GPON (Gigabit Passive Optical Network) uses fibre optic cables instead of the copper cables used previously. With GPON, transfer rates of up to 2.5 Gbit/s downstream are possible, depending on the technology used. GPON is a so called shared medium technology: This means that the possible transmission rate is distributed to respective users. In order to do so, a splitter is used. This splitter distributes the incoming signal over 32 or 64 fibres, which are then forwarded to the customer. The interesting thing about this method is that the input signal of the splitter is distributed equally to all fibres. With GPON, the splitter is passive and does not require its own power supply – because of this, every user of these fibres gets the same data. The assignment of the data is done by an AES encryption. Because of this encryption, the receiver cannot decrypt the complete data stream at the input as it can only decrypt the requested data.
Fig. 6: GPON splitter and network structure
GPON and the data transmission can be realised via one or two fibres.
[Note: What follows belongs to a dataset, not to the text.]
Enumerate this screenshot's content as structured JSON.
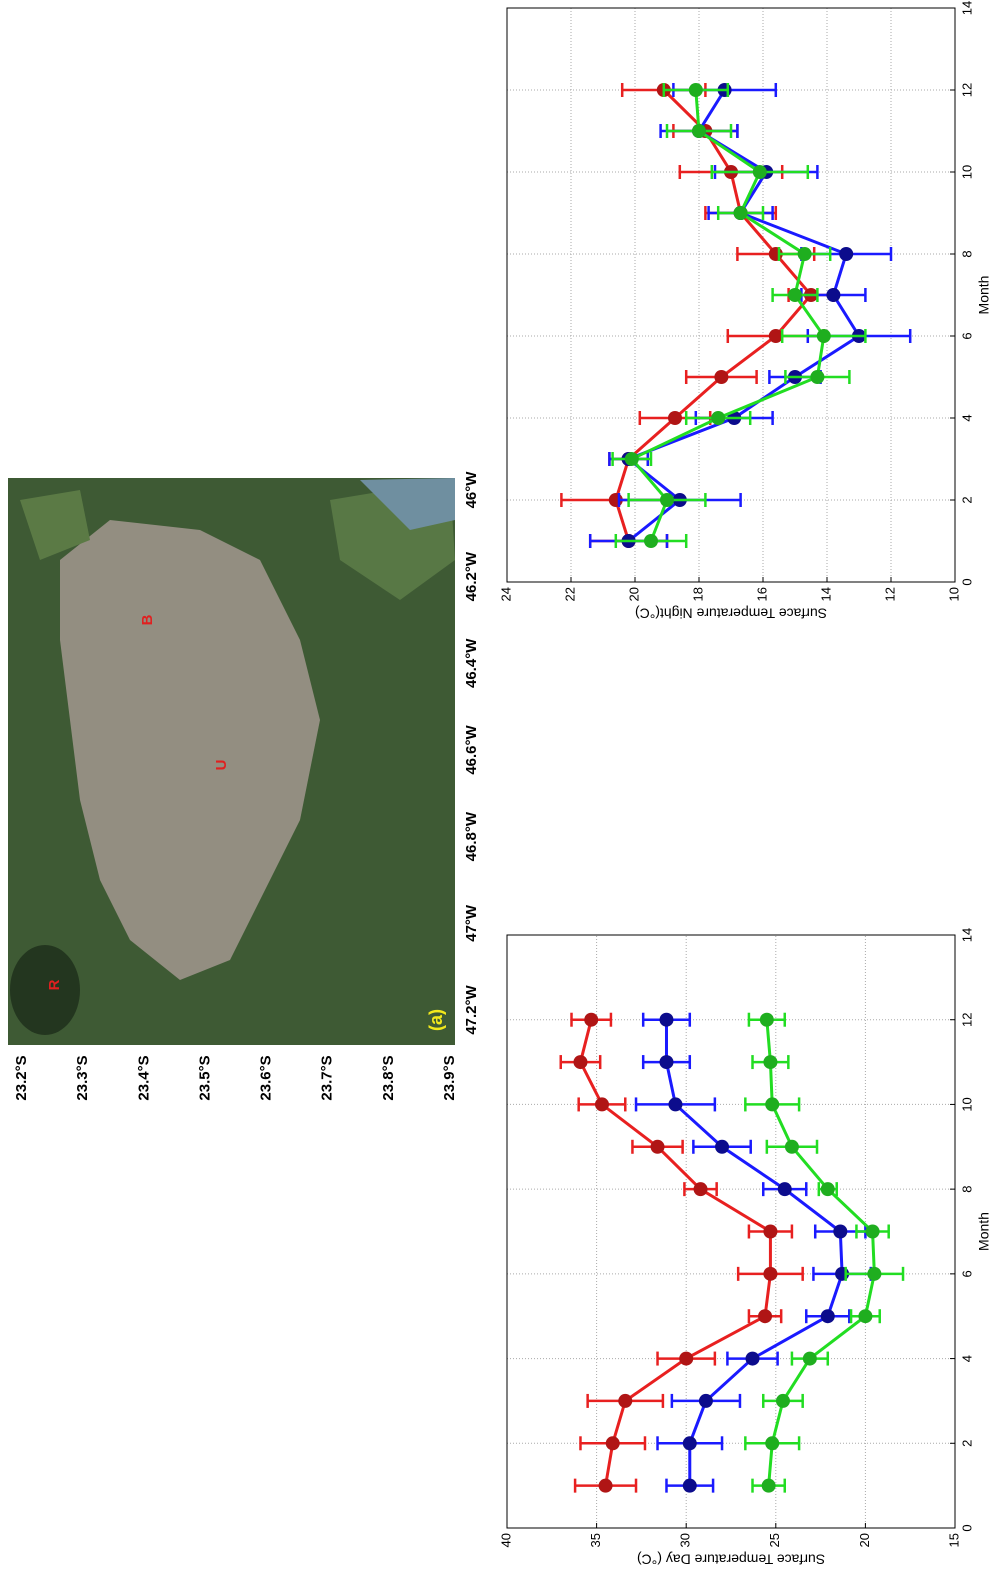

If two fibres are used, one fibre is reserved for the downstream and one for the upstream. However, it is also possible to realise the downstream and the upstream via one fibre. In this case two different wavelengths of optical transmission are used. For the downstream the wavelength is 1490 nm, for the upstream it is 1310 nm.
Summary
The network structure is changing. Fibre optic cables can be laid up to the user in various expansion stages FTTx. The subscriber’s copper line, which is getting shorter and shorter, offers the use of modern Internet technologies such as G.fast or GPON and combines these with high download and upload speeds.